Audi promised complete transparency as it continues to clean up after the emissions scandal however shareholders at the automaker’s yearly meeting on Thursday again prompted managers to reveal more about the scandal.
Since dieselgate broke in 2015, financiers have called on Audi and Volkswagen to come clean about the emissions scandal and some say they are stunned the findings of an internal query have still not been released.
Audi, the most significant contributor to Volkswagen’s earnings, confessed in November 2015 that its 3.0 litre V6 diesel engines were fitted with a device considered illegal in the United States that permitted vehicles to evade U.S. emissions limitations.
Volkswagen has agreed to invest up to $25 billion in the United States to address claims from owners, environmental regulators, states and dealerships and offered to buy back an estimated of 500,000 polluting U.S. vehicles.
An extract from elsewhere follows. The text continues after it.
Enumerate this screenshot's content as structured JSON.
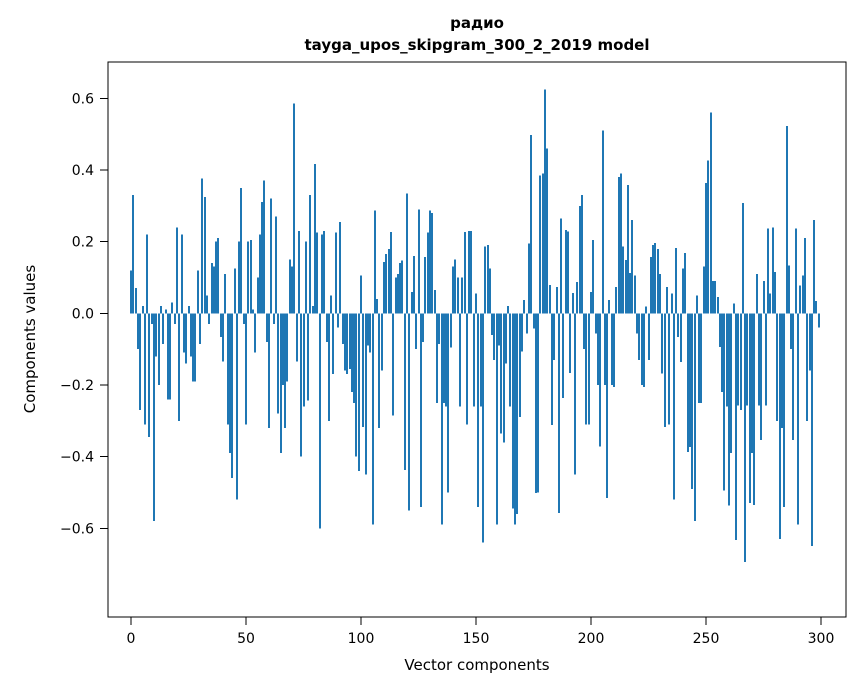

“We will continue until the job is done,” CEO Rupert Stadler said, assuring to make law and principles Audi’s “ultimate benchmark”.
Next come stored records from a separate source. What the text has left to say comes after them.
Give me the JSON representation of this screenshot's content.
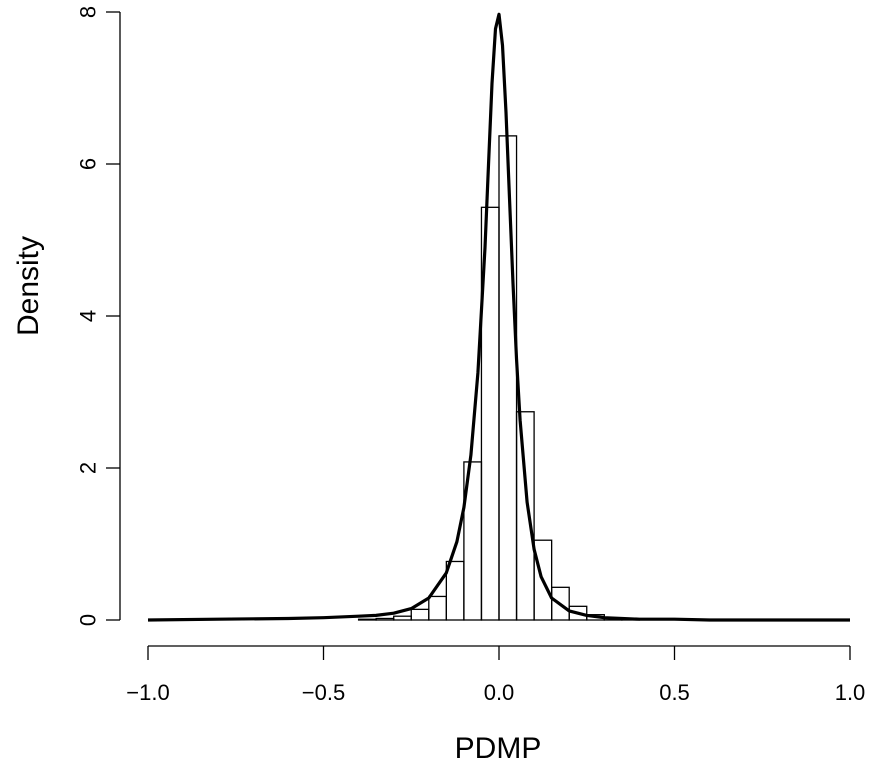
{
  "chart_data": {
    "type": "bar",
    "title": "",
    "xlabel": "PDMP",
    "ylabel": "Density",
    "xlim": [
      -1.0,
      1.0
    ],
    "ylim": [
      0,
      8
    ],
    "x_ticks": [
      -1.0,
      -0.5,
      0.0,
      0.5,
      1.0
    ],
    "x_tick_labels": [
      "−1.0",
      "−0.5",
      "0.0",
      "0.5",
      "1.0"
    ],
    "y_ticks": [
      0,
      2,
      4,
      6,
      8
    ],
    "y_tick_labels": [
      "0",
      "2",
      "4",
      "6",
      "8"
    ],
    "grid": false,
    "histogram": {
      "bin_width": 0.05,
      "bins": [
        {
          "x0": -0.4,
          "x1": -0.35,
          "density": 0.01
        },
        {
          "x0": -0.35,
          "x1": -0.3,
          "density": 0.02
        },
        {
          "x0": -0.3,
          "x1": -0.25,
          "density": 0.05
        },
        {
          "x0": -0.25,
          "x1": -0.2,
          "density": 0.14
        },
        {
          "x0": -0.2,
          "x1": -0.15,
          "density": 0.31
        },
        {
          "x0": -0.15,
          "x1": -0.1,
          "density": 0.77
        },
        {
          "x0": -0.1,
          "x1": -0.05,
          "density": 2.08
        },
        {
          "x0": -0.05,
          "x1": 0.0,
          "density": 5.43
        },
        {
          "x0": 0.0,
          "x1": 0.05,
          "density": 6.37
        },
        {
          "x0": 0.05,
          "x1": 0.1,
          "density": 2.74
        },
        {
          "x0": 0.1,
          "x1": 0.15,
          "density": 1.05
        },
        {
          "x0": 0.15,
          "x1": 0.2,
          "density": 0.43
        },
        {
          "x0": 0.2,
          "x1": 0.25,
          "density": 0.18
        },
        {
          "x0": 0.25,
          "x1": 0.3,
          "density": 0.07
        },
        {
          "x0": 0.3,
          "x1": 0.35,
          "density": 0.03
        },
        {
          "x0": 0.35,
          "x1": 0.4,
          "density": 0.01
        }
      ]
    },
    "density_curve": {
      "x": [
        -1.0,
        -0.8,
        -0.6,
        -0.5,
        -0.4,
        -0.35,
        -0.3,
        -0.25,
        -0.2,
        -0.15,
        -0.12,
        -0.1,
        -0.08,
        -0.06,
        -0.04,
        -0.03,
        -0.02,
        -0.01,
        0.0,
        0.01,
        0.02,
        0.03,
        0.04,
        0.05,
        0.06,
        0.08,
        0.1,
        0.12,
        0.15,
        0.2,
        0.25,
        0.3,
        0.35,
        0.4,
        0.5,
        0.6,
        0.8,
        1.0
      ],
      "y": [
        0.0,
        0.01,
        0.02,
        0.03,
        0.05,
        0.06,
        0.09,
        0.15,
        0.29,
        0.62,
        1.03,
        1.48,
        2.17,
        3.25,
        4.9,
        5.99,
        7.06,
        7.78,
        7.97,
        7.56,
        6.68,
        5.55,
        4.43,
        3.44,
        2.63,
        1.55,
        0.93,
        0.57,
        0.29,
        0.12,
        0.06,
        0.03,
        0.02,
        0.01,
        0.01,
        0.0,
        0.0,
        0.0
      ]
    }
  }
}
However investors accused leading managers of delaying investigations, criticizing its rejection to release an inquiry led by U.S. law practice Jones Day and contesting the view that lower-ranking managers, instead of executives, were to blame.
“It’s high time that promises for a blunt cleaning up through complete transparency by management bodies will materialize,” stated Christian Strenger, a supervisory board member at DWS Deutsche Asset Management GmbH. “Rejecting and delaying is all we have been hearing to date.”